Chris knocked softly on the hospital room door. In response to the "come-in" he and Vin entered.

"Mrs. Daniels? I'm Chris Larabee – this is Vin Tanner. I understand you were asking to see us?"

Her eyes teared up immediately. "Oh my. Yes. You work with Mr. Standish. Please, the nurses won't tell me anything other than that he was hurt. Is he alright? I so want to have a chance to thank him for – everything." She stopped when she saw the look the men gave each other. "Oh no. Oh please God no. He died?"

"No ma'am." Vin was quick to try to reassure her. "He was hurt, and it's bad, but he's a real fighter."

"If it hadn't been for your friend though…" she stopped as her voice began to crack again. "My goodness, I can't seem to keep myself together here."

"You've had a pretty stressful 24 hours. I think you're allowed to be a bit frazzled." Chris felt awkward with her, not really knowing what to say.

"Could you tell me please – Mr.
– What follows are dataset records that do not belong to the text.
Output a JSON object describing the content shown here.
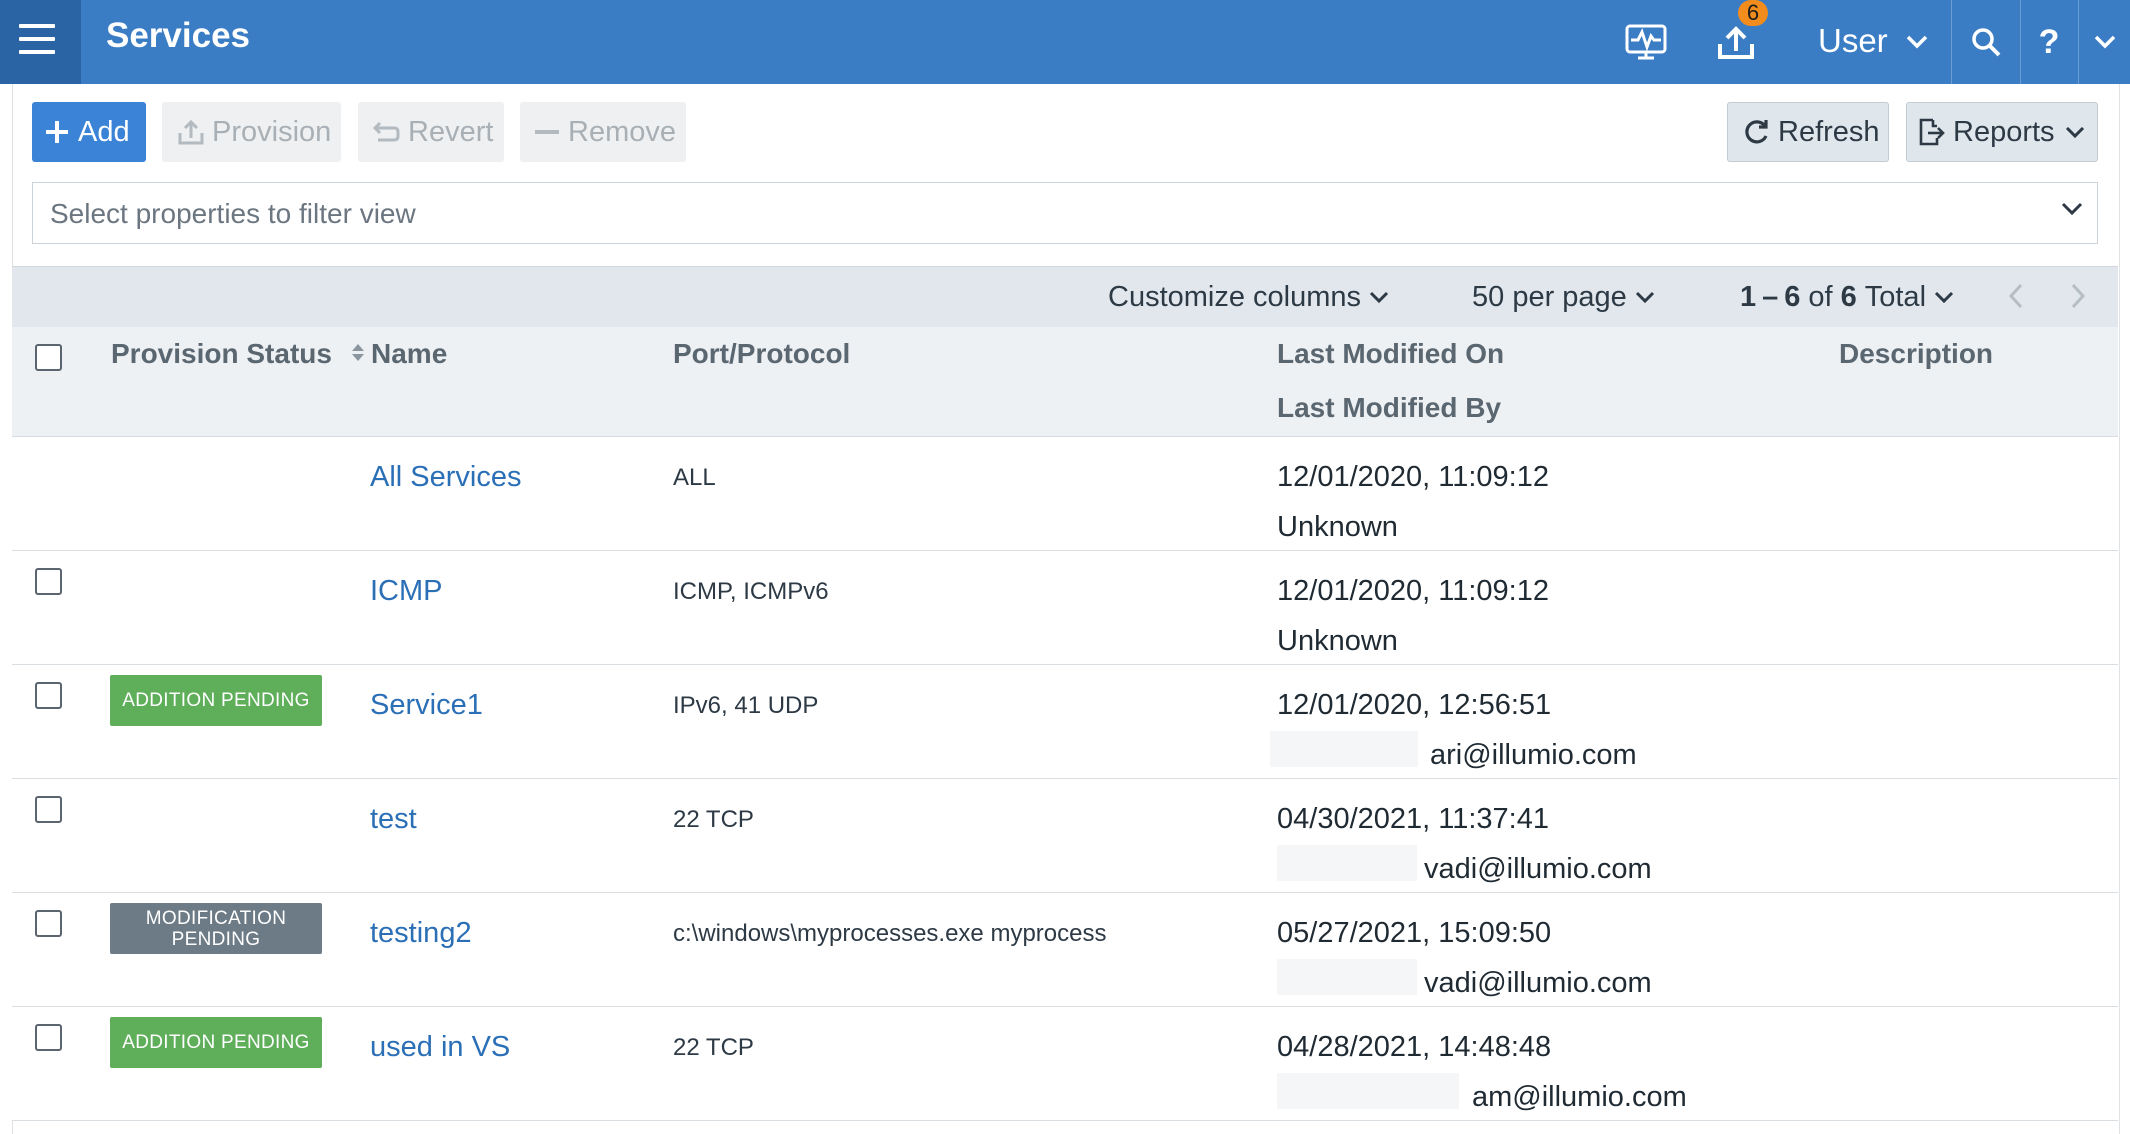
{
  "header": {
    "title": "Services",
    "notification_count": "6",
    "user_label": "User",
    "help_label": "?"
  },
  "toolbar": {
    "add_label": "Add",
    "provision_label": "Provision",
    "revert_label": "Revert",
    "remove_label": "Remove",
    "refresh_label": "Refresh",
    "reports_label": "Reports"
  },
  "filter": {
    "placeholder": "Select properties to filter view"
  },
  "table_controls": {
    "customize_label": "Customize columns",
    "per_page_label": "50 per page",
    "range_start": "1",
    "range_dash": "–",
    "range_end": "6",
    "range_of": "of",
    "range_total_count": "6",
    "range_total_word": "Total"
  },
  "columns": {
    "provision_status": "Provision Status",
    "name": "Name",
    "port_protocol": "Port/Protocol",
    "last_modified_on": "Last Modified On",
    "last_modified_by": "Last Modified By",
    "description": "Description"
  },
  "rows": [
    {
      "status": "",
      "name": "All Services",
      "port": "ALL",
      "modified_on": "12/01/2020, 11:09:12",
      "modified_by": "Unknown",
      "description": ""
    },
    {
      "status": "",
      "name": "ICMP",
      "port": "ICMP, ICMPv6",
      "modified_on": "12/01/2020, 11:09:12",
      "modified_by": "Unknown",
      "description": ""
    },
    {
      "status": "ADDITION PENDING",
      "name": "Service1",
      "port": "IPv6, 41 UDP",
      "modified_on": "12/01/2020, 12:56:51",
      "modified_by": "ari@illumio.com",
      "description": ""
    },
    {
      "status": "",
      "name": "test",
      "port": "22 TCP",
      "modified_on": "04/30/2021, 11:37:41",
      "modified_by": "vadi@illumio.com",
      "description": ""
    },
    {
      "status": "MODIFICATION PENDING",
      "name": "testing2",
      "port": "c:\\windows\\myprocesses.exe myprocess",
      "modified_on": "05/27/2021, 15:09:50",
      "modified_by": "vadi@illumio.com",
      "description": ""
    },
    {
      "status": "ADDITION PENDING",
      "name": "used in VS",
      "port": "22 TCP",
      "modified_on": "04/28/2021, 14:48:48",
      "modified_by": "am@illumio.com",
      "description": ""
    }
  ],
  "colors": {
    "header_bg": "#3a7dc5",
    "accent": "#3a83d6",
    "addition_pending": "#5fae5a",
    "modification_pending": "#6d7b87",
    "link": "#2b6fb6",
    "badge": "#f28c1c"
  }
}
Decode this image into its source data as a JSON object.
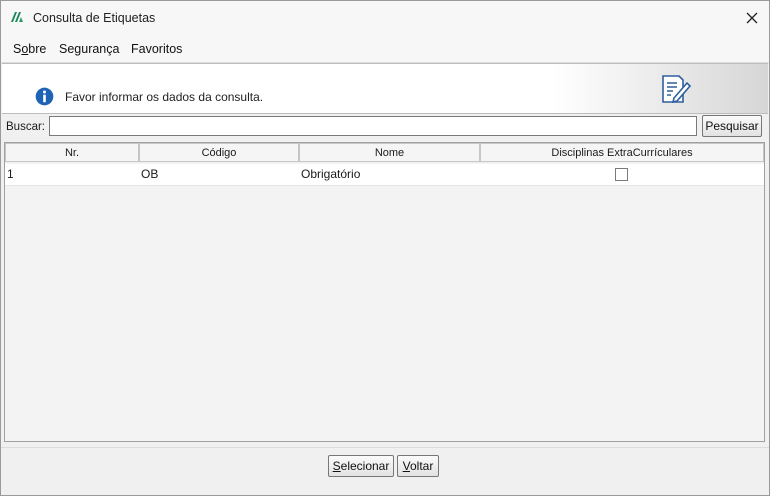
{
  "window": {
    "title": "Consulta de Etiquetas",
    "close_icon": "close-icon",
    "app_icon": "app-logo-icon"
  },
  "menu": {
    "items": [
      {
        "label": "Sobre",
        "mnemonic": "o"
      },
      {
        "label": "Segurança"
      },
      {
        "label": "Favoritos"
      }
    ]
  },
  "info": {
    "message": "Favor informar os dados da consulta.",
    "icon": "info-icon",
    "decor_icon": "document-edit-icon"
  },
  "search": {
    "label": "Buscar:",
    "value": "",
    "button_label": "Pesquisar"
  },
  "table": {
    "columns": [
      "Nr.",
      "Código",
      "Nome",
      "Disciplinas ExtraCurrículares"
    ],
    "rows": [
      {
        "nr": "1",
        "codigo": "OB",
        "nome": "Obrigatório",
        "extracurricular": false
      }
    ]
  },
  "footer": {
    "select_label": "Selecionar",
    "back_label": "Voltar"
  },
  "colors": {
    "info_blue": "#1e64b4",
    "window_bg": "#f0f0f0"
  }
}
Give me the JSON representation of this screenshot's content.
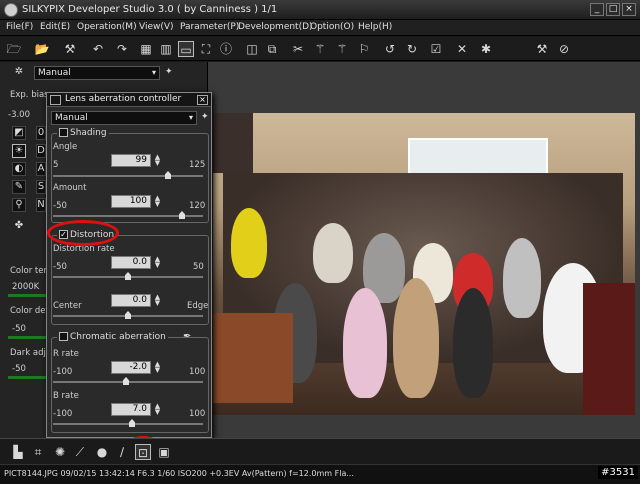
{
  "window": {
    "title": "SILKYPIX Developer Studio 3.0 ( by Canniness )   1/1"
  },
  "menu": [
    "File(F)",
    "Edit(E)",
    "Operation(M)",
    "View(V)",
    "Parameter(P)",
    "Development(D)",
    "Option(O)",
    "Help(H)"
  ],
  "left": {
    "preset": "Manual",
    "exp_bias_label": "Exp. bias",
    "exp_bias_value": "-3.00",
    "color_temp_label": "Color tem",
    "color_temp_value": "2000K",
    "color_def_label": "Color def",
    "color_def_value": "-50",
    "dark_adj_label": "Dark adj",
    "dark_adj_value": "-50"
  },
  "dialog": {
    "title": "Lens aberration controller",
    "preset": "Manual",
    "shading": {
      "label": "Shading",
      "angle_label": "Angle",
      "angle_min": "5",
      "angle_value": "99",
      "angle_max": "125",
      "amount_label": "Amount",
      "amount_min": "-50",
      "amount_value": "100",
      "amount_max": "120"
    },
    "distortion": {
      "label": "Distortion",
      "checked": true,
      "rate_label": "Distortion rate",
      "rate_min": "-50",
      "rate_value": "0.0",
      "rate_max": "50",
      "center_label": "Center",
      "center_value": "0.0",
      "edge_label": "Edge"
    },
    "chromatic": {
      "label": "Chromatic aberration",
      "r_label": "R rate",
      "r_min": "-100",
      "r_value": "-2.0",
      "r_max": "100",
      "b_label": "B rate",
      "b_min": "-100",
      "b_value": "7.0",
      "b_max": "100"
    }
  },
  "status": {
    "text": "PICT8144.JPG 09/02/15 13:42:14 F6.3 1/60 ISO200 +0.3EV Av(Pattern) f=12.0mm Fla..."
  },
  "badge": "#3531",
  "colors": {
    "highlight_ring": "#e01010",
    "slider_green": "#1e7a1e"
  }
}
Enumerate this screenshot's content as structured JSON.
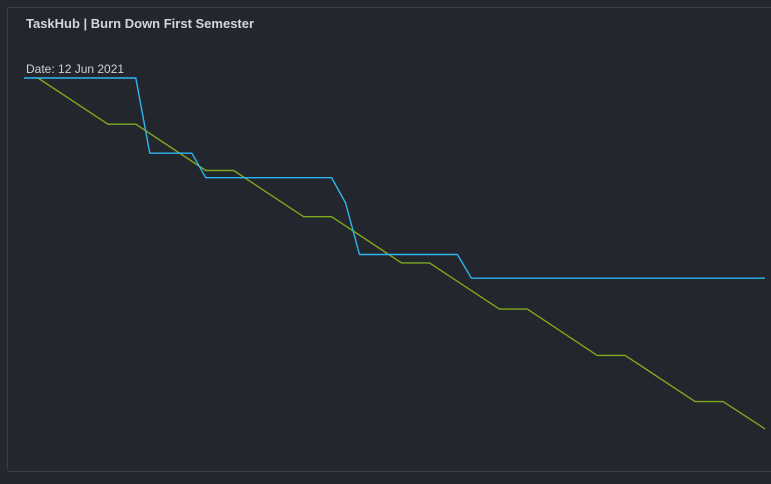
{
  "panel": {
    "title": "TaskHub | Burn Down First Semester",
    "date_label": "Date: 12 Jun 2021"
  },
  "colors": {
    "background": "#23262c",
    "border": "#3b3f46",
    "ideal_line": "#7fa81e",
    "actual_line": "#2fb6ef"
  },
  "chart_data": {
    "type": "line",
    "title": "TaskHub | Burn Down First Semester",
    "xlabel": "",
    "ylabel": "",
    "grid": false,
    "legend": "none",
    "xlim": [
      0,
      53
    ],
    "ylim": [
      0,
      100
    ],
    "series": [
      {
        "color": "#7fa81e",
        "points": [
          [
            1,
            100
          ],
          [
            6,
            88.5
          ],
          [
            8,
            88.5
          ],
          [
            13,
            77
          ],
          [
            15,
            77
          ],
          [
            20,
            65.5
          ],
          [
            22,
            65.5
          ],
          [
            27,
            54
          ],
          [
            29,
            54
          ],
          [
            34,
            42.5
          ],
          [
            36,
            42.5
          ],
          [
            41,
            31
          ],
          [
            43,
            31
          ],
          [
            48,
            19.5
          ],
          [
            50,
            19.5
          ],
          [
            53,
            12.7
          ]
        ]
      },
      {
        "color": "#2fb6ef",
        "points": [
          [
            0,
            100
          ],
          [
            8,
            100
          ],
          [
            9,
            81.3
          ],
          [
            12,
            81.3
          ],
          [
            13,
            75.2
          ],
          [
            22,
            75.2
          ],
          [
            23,
            68.9
          ],
          [
            24,
            56.1
          ],
          [
            31,
            56.1
          ],
          [
            32,
            50.2
          ],
          [
            53,
            50.2
          ]
        ]
      }
    ]
  }
}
Standish's first name?" The men looked puzzled for a moment, then Vin caught on. He fought to keep the smile off his face, anticipating what the reaction that would likely come from the mother-to-be.

"You know it's going to be a boy?"

"Not for certain, but I have a feeling."

"Ezra."

Her face froze. "Really? Ezra? How – distinct. Ezra Daniels."

Chris saw no reason for the woman to suffer. "You know, I remember having a talk with him one time when he said if he ever had a son he'd name him just about anything he could think of before saddling him with Ezra for a name. Said it was cruel and unusual punishment."

"But, I want to – I want my son to know, to always remember."

Vin had a thought. "You know, Ezra never really had much chance to get to know his dad, but he always had real good memories of him. Talks about him a lot. Jacob. His dad's name was Jacob."

She looked up at the men. "What a coincidence," she grinned. "That's what I am going to be naming my son. Please tell Mr. Standish I expect him to be recovered sufficiently to attend the christening of Jacob Ezra Daniels when the time comes."

"We'll be sure to let him know." They left the room, smiling.

"Vin – I don't think I have ever heard Ezra talk much about his father."

"Nah – me neither. But what he has said, and what he hasn't, makes me think he'd approve of the name."

"Think you're right on that one. Hope she's right about the baby, 'cause if it's a girl –"

"Yeah, we'll have to come up with something other than Maude as an option." Vin chuckled softly.